Der neue Labour-Leader ist ein Sir. Nicht nur im übertragenden Sinne. Keir Starmer fällt zwar stets als zuvorkommender und höflicher Gesprächspartner auf. Der ehemalige Direktor der Staatsanwaltschaft von England und Wales wurde aber außerdem ganz offiziell 2014 von der Queen für seine Dienste im Strafrecht zum Ritter geschlagen und darf sich daher Sir Keir nennen. Von diesem Recht macht der Jurist aber nur ungern Gebrauch.

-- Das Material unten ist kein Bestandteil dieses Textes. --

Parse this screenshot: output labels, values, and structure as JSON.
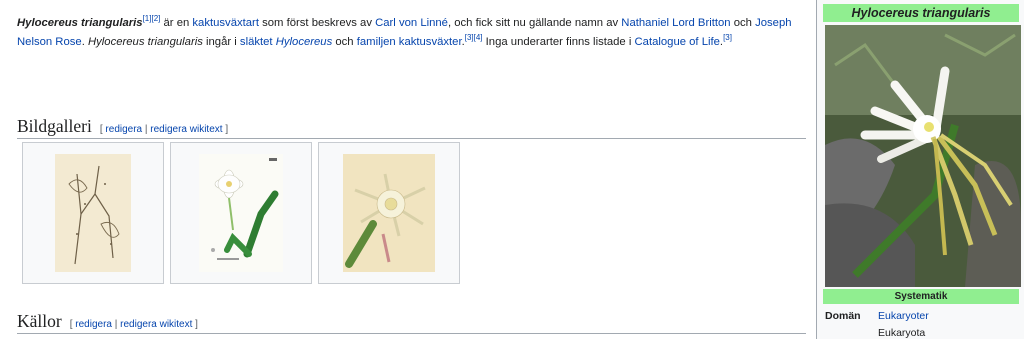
{
  "intro": {
    "taxon": "Hylocereus triangularis",
    "ref12": "[1][2]",
    "t1": " är en ",
    "link_cactus_species": "kaktusväxtart",
    "t2": " som först beskrevs av ",
    "link_linne": "Carl von Linné",
    "t3": ", och fick sitt nu gällande namn av ",
    "link_britton": "Nathaniel Lord Britton",
    "t4": " och ",
    "link_rose": "Joseph Nelson Rose",
    "t5": ". ",
    "taxon2": "Hylocereus triangularis",
    "t6": " ingår i ",
    "link_genus_prefix": "släktet ",
    "link_genus_name": "Hylocereus",
    "t7": " och ",
    "link_family": "familjen kaktusväxter",
    "t8": ".",
    "ref34": "[3][4]",
    "t9": " Inga underarter finns listade i ",
    "link_col": "Catalogue of Life",
    "t10": ".",
    "ref3": "[3]"
  },
  "gallery_section": {
    "title": "Bildgalleri",
    "edit_open": "[ ",
    "edit": "redigera",
    "sep": " | ",
    "edit_wikitext": "redigera wikitext",
    "edit_close": " ]"
  },
  "refs_section": {
    "title": "Källor",
    "edit_open": "[ ",
    "edit": "redigera",
    "sep": " | ",
    "edit_wikitext": "redigera wikitext",
    "edit_close": " ]"
  },
  "infobox": {
    "title": "Hylocereus triangularis",
    "systematics": "Systematik",
    "rows": [
      {
        "label": "Domän",
        "value_link": "Eukaryoter",
        "value_extra": "Eukaryota"
      }
    ]
  },
  "colors": {
    "link": "#0645ad",
    "infobox_header": "#90ee90",
    "border": "#a2a9b1"
  }
}
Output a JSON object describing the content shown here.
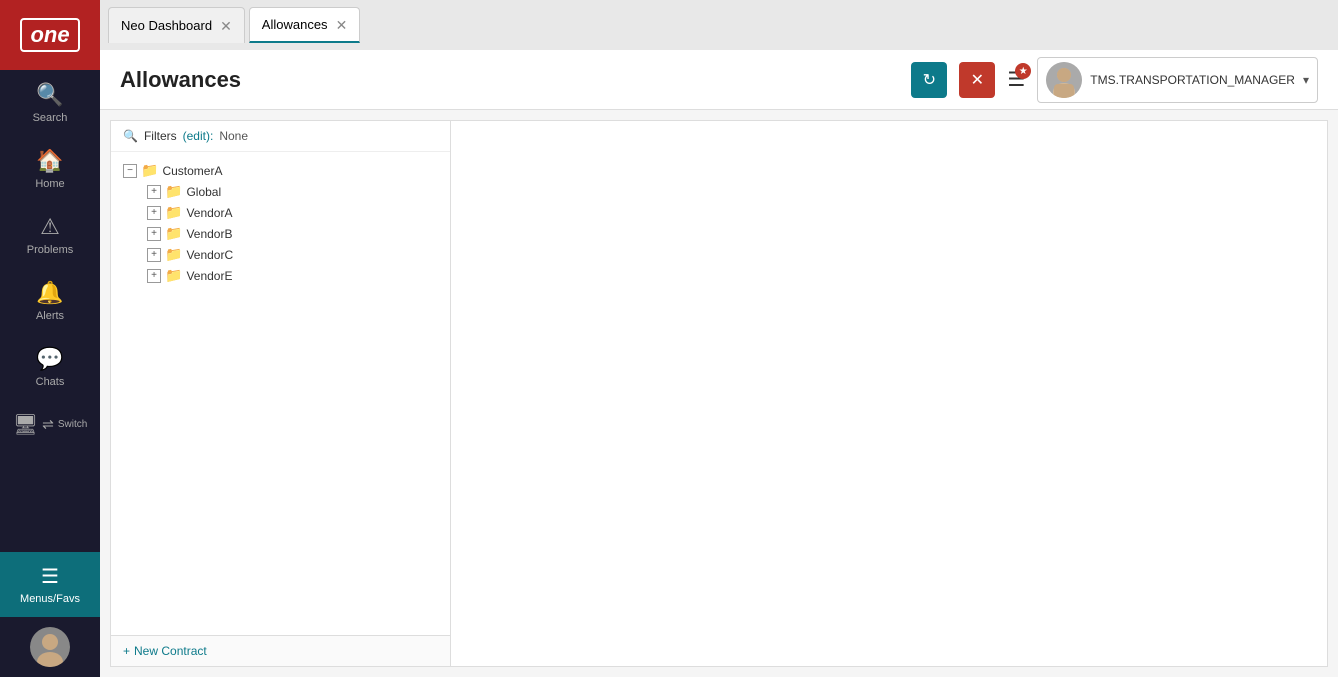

Für einen Labour-Leader ziemt es sich vielleicht auch nicht, als Sir durch die Straßen zu ziehen. Vor allem nicht, wenn man gerade dem altlinken Radfahrer Jeremy Corbyn nachfolgt, der am 4. April die Führung der Labour-Party an Starmer abtritt.
Nach der Wahlniederlage am 12. Dezember 2019, als der konservative Premierminister Boris Johnson eine große Mehrheit von 80 Abgeordneten eingefahren hatte, war Corbyn zurückgetreten. Seitdem hatten sich drei Kandidaten um den Job gestritten: Die Corbyn-nahe Rebecca Long-Bailey aus Manchester, Lisa Nandy, Abgeordnete aus Nordengland, und eben Keir Starmer.
Keine Chance für Frauen an der Spitze von Labour
Am Ende gewann doch wieder ein Mann und ein Londoner die Schlacht. Frauen haben bisher noch nie den Topjob in der traditionellen Arbeiterpartei innegehabt. In Zeiten von Coronakrise, Brexitchaos und Johnson-Euphorie ist allerdings ohnehin die Frage, die "Times"-Podcaster Matt Chorley spöttisch formuliert: "Wen interessiert es schon, wer jetzt die Opposition anführt?"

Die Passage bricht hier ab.